高島屋が不要な服を回収し、ウガンダの古着と組み合わせて新たな1着として顧客に返却するプロジェクトを開始した。
環境と雇用問題の解決を目指している。
専門家は、参加者自身が再生のプロセスに関わることで、“アップサイクル”の質が向上すると評価している。
古着をアップサイクルして再び顧客のもとへ
もう着なくなった服をアップサイクルして戻す、高島屋の新しい提案に迫った。

老舗百貨店「高島屋」の売り場に並ぶカラフルな服は、実は古着をアップサイクルしたものだ。

フジテレビ経済部・栁原弥久記者:
不要になった洋服を店頭に持ち込むと、別の古着と組み合わさって、新たな1着となって手元に返ってくるということです。

10月9日から始まったこのプロジェクトでは、客から預かった服がアフリカのウガンダに送られ、現地の古着とコラージュするように組み合わせてリメイクされる。

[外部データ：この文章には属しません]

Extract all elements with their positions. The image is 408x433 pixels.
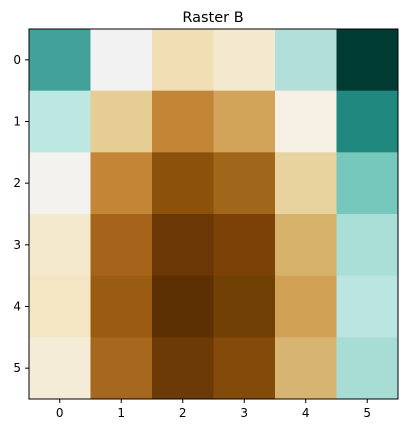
heatmap-cell-r4-c2 xyxy=(152,275,214,338)
heatmap-cell-r0-c0 xyxy=(29,29,91,92)
heatmap-cell-r4-c0 xyxy=(29,275,91,338)
heatmap-cell-r5-c3 xyxy=(213,337,276,400)
heatmap-cell-r0-c1 xyxy=(90,29,153,92)
heatmap-cell-r5-c5 xyxy=(336,337,399,400)
heatmap-cell-r4-c1 xyxy=(90,275,153,338)
y-tick-label: 5 xyxy=(13,361,21,375)
x-tick-label: 1 xyxy=(117,406,125,420)
x-tick-label: 5 xyxy=(363,406,371,420)
heatmap-cell-r3-c0 xyxy=(29,214,91,277)
heatmap-cell-r4-c3 xyxy=(213,275,276,338)
heatmap-cell-r2-c0 xyxy=(29,152,91,215)
heatmap-cell-r3-c5 xyxy=(336,214,399,277)
heatmap-cell-r5-c4 xyxy=(275,337,337,400)
x-tick-label: 3 xyxy=(240,406,248,420)
heatmap-cell-r0-c5 xyxy=(336,29,399,92)
heatmap-cell-r2-c5 xyxy=(336,152,399,215)
plot-frame xyxy=(28,28,399,400)
heatmap-cells xyxy=(29,29,399,400)
heatmap-cell-r1-c5 xyxy=(336,90,399,153)
heatmap-cell-r5-c2 xyxy=(152,337,214,400)
heatmap-cell-r3-c2 xyxy=(152,214,214,277)
heatmap-cell-r0-c2 xyxy=(152,29,214,92)
heatmap-cell-r2-c2 xyxy=(152,152,214,215)
y-tick-label: 4 xyxy=(13,300,21,314)
y-tick-label: 3 xyxy=(13,238,21,252)
x-tick-label: 2 xyxy=(179,406,187,420)
heatmap-cell-r1-c0 xyxy=(29,90,91,153)
y-tick-label: 2 xyxy=(13,176,21,190)
axis-ticks: 0 1 2 3 4 5 0 1 2 3 4 5 xyxy=(13,53,371,420)
heatmap-cell-r2-c1 xyxy=(90,152,153,215)
heatmap-cell-r3-c1 xyxy=(90,214,153,277)
heatmap-cell-r1-c4 xyxy=(275,90,337,153)
heatmap-cell-r1-c1 xyxy=(90,90,153,153)
heatmap-cell-r3-c4 xyxy=(275,214,337,277)
x-tick-label: 0 xyxy=(56,406,64,420)
heatmap-cell-r1-c2 xyxy=(152,90,214,153)
y-tick-label: 1 xyxy=(13,115,21,129)
heatmap-cell-r0-c4 xyxy=(275,29,337,92)
heatmap-cell-r2-c3 xyxy=(213,152,276,215)
heatmap-cell-r4-c4 xyxy=(275,275,337,338)
heatmap-cell-r5-c1 xyxy=(90,337,153,400)
heatmap-cell-r1-c3 xyxy=(213,90,276,153)
heatmap-cell-r2-c4 xyxy=(275,152,337,215)
heatmap-cell-r5-c0 xyxy=(29,337,91,400)
chart-title: Raster B xyxy=(182,10,243,26)
heatmap-cell-r0-c3 xyxy=(213,29,276,92)
y-tick-label: 0 xyxy=(13,53,21,67)
heatmap-cell-r3-c3 xyxy=(213,214,276,277)
heatmap-cell-r4-c5 xyxy=(336,275,399,338)
x-tick-label: 4 xyxy=(302,406,310,420)
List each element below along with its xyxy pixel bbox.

現地の古着と合わせることで数が増えるリメイク品は日本に戻り、1着は古着を預けた人へ、残りは店頭で販売される。

来店客:
これかっこいいですね。切り返しになってんのが、めっちゃかっこいいです。純粋にデザインが。
来店客:
1点ものというところに、すごく魅力を感じました。生まれ変わるという意味で。しかも自分の思い入れがある分、すごくわくわくすることだなと思います。

アフリカには、先進国から大量に古着が送られてくるが、処理しきれずゴミになってしまうことが多く、大きな問題になっている。
そこで、送られてくる古着をアップサイクルして、先進国へ販売することで、ゴミによる環境問題と、雇用問題の解決を目指している。

高島屋MD本部バイヤー・谷地森健さん:
今回一緒に参加をして、お客様も参加をいただいて、その結果、ウガンダであったりアフリカで起きている洋服の問題で、ファッション産業の課題っていうところに目を向けるきっかけになれば。

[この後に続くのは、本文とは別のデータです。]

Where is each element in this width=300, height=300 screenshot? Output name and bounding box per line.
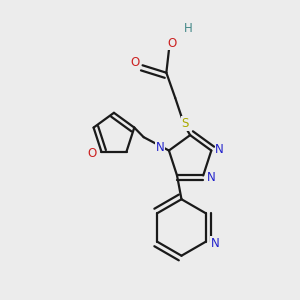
Text: O: O (130, 56, 140, 69)
Text: N: N (207, 171, 216, 184)
Text: H: H (184, 22, 193, 34)
Text: O: O (88, 147, 97, 161)
Text: N: N (211, 237, 219, 250)
Text: N: N (215, 142, 224, 156)
Text: O: O (167, 37, 176, 50)
Text: S: S (182, 117, 189, 130)
Text: N: N (156, 141, 164, 154)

今回の古着の受け付けは10月22日までで、2025年4月には、ウガンダで生まれ変わって戻ってくる予定だ。
消費者と循環の輪を広げる新アップサイクル
「Live News α」では、一橋ビジネススクール教授の鈴木智子さんに話を聞いた。
海老原優香キャスター:
ーーこれまでにないアップサイクルの提案、いかがですか?

一橋ビジネススクール教授・鈴木智子さん:
ファッションの世界は常に進化しています。単にサステナブルというだけでは、もう新鮮さはありません。アップサイクルもネクストステージを迎え、魅力のある“プラスα”の要素が求められています。
今回の試みは、洋服を作るプロセスに、古着という素材の提供として消費者を巻き込みながら循環の輪をより大きく、力強く回すアップサイクルの提案になっています。
これはファッション産業が抱える、大きな課題への1つの答えになっているかもしれません。
海老原キャスター:
ーー課題解決への答えとは、どういうことでしょうか?
一橋ビジネススクール教授・鈴木智子さん:
ファッション産業は排出されるCO2の1割を占め、さらに、大量生産・大量消費・大量廃棄されることで、石油産業に続いて世界で2番目に地球に優しくない産業とされています。
そのため、多くのアパレル企業が古着の回収などを行っているのですが、提供される古着の質が問題となり、結局、誰にも着られず、ただのゴミとなるケースが問題になっています。
今回の試みは、寄付やアップサイクルの質を高める可能性があります。
自分の手元に戻る仕組みが当事者意識を高める
海老原キャスター:
ーー質を高めるとは、どういうことでしょうか?

一橋ビジネススクール教授・鈴木智子さん:
これまでは着なくなった洋服を捨ててしまうのは「モッタイナイ」から、誰かが再び着てくれるのを期待して寄付をしていました。
今回の取り組みでは「モッタイナイ」が、「モットイイ」に変わって、誰かではなく、自分のもとにアップサイクルされた洋服が返ってくることで、循環の輪に参加する当事者意識が高まり、高品質な古着が集まりやすくなる、とても効果的な仕組みだと感じます。
海老原キャスター:
私たちの暮らしに欠かせない洋服が、どのように作られているのかを、気にして購入している方が増えているように思います。
そうして着ていた洋服を手放した際にも、古着を寄付して満足するだけではなく、その先にも気を配る必要があるようです。